The biggest hope, for the auction houses anyway, comes from broadening the market even further. Phillips has catalogues on 77 subjects, with separate specialists for railways, toys and die-cast models; toy soldiers and figures; and dolls, teddy bears and juvenilia. It even runs sales of scripophily and paper money. Not to be outdone, Sotheby's sold a letter last Tuesday in which Greta Garbo really did write 'I want to be alone', for pounds 26,450. And Bonhams is offering a selection of vintage fountain pens.

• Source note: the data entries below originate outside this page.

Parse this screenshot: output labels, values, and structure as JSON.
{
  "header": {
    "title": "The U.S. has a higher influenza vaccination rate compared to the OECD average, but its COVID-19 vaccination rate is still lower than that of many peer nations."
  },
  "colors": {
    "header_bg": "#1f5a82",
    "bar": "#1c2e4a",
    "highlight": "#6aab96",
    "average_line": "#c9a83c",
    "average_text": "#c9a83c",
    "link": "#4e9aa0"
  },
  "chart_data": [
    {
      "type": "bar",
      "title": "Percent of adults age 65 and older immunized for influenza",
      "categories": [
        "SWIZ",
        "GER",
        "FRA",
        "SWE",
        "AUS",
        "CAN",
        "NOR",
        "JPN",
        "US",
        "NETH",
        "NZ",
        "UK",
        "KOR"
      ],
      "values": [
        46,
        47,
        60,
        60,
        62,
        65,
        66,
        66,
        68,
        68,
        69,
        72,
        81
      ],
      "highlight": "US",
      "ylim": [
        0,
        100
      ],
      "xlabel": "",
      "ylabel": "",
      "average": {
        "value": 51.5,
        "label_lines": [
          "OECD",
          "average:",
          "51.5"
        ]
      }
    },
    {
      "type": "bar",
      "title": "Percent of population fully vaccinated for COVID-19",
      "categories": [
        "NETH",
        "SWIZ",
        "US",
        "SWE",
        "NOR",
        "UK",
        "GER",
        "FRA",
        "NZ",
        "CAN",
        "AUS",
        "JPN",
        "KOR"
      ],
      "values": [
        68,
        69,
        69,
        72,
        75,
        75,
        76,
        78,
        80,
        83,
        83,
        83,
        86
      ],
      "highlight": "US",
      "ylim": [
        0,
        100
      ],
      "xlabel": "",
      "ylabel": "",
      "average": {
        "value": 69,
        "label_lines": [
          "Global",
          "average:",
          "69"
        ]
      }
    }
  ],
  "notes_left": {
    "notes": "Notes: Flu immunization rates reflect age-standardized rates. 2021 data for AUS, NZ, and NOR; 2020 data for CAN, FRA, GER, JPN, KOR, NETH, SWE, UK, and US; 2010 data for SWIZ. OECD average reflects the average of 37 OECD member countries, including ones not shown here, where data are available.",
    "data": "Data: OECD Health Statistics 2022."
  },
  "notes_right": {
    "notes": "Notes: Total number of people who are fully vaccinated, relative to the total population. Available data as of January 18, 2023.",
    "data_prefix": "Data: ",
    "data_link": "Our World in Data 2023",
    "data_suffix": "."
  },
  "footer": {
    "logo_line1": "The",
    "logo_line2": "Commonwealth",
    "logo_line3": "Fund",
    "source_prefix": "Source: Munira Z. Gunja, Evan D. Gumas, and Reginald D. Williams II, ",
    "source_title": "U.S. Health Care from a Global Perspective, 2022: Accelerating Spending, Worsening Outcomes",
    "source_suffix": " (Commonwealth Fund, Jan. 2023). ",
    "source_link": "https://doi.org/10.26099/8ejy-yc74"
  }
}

Despite the roller-coaster character of the art market since the mid-Eighties, therefore, the London auction houses have never been fitter or potentially more profitable. They have emerged from the recession with a bigger market share, weaker competition from the dealers, more efficient and cost-effective operations, and more focused management. It may take years before we see the kind of buying frenzy that gripped parts of the market - particularly in Impressionist paintings - only a few years ago. But it is clear that the auction houses are poised to take advantage of whatever upturn there is. London, it seems, is not about to lose its pre-eminence in this field, at least.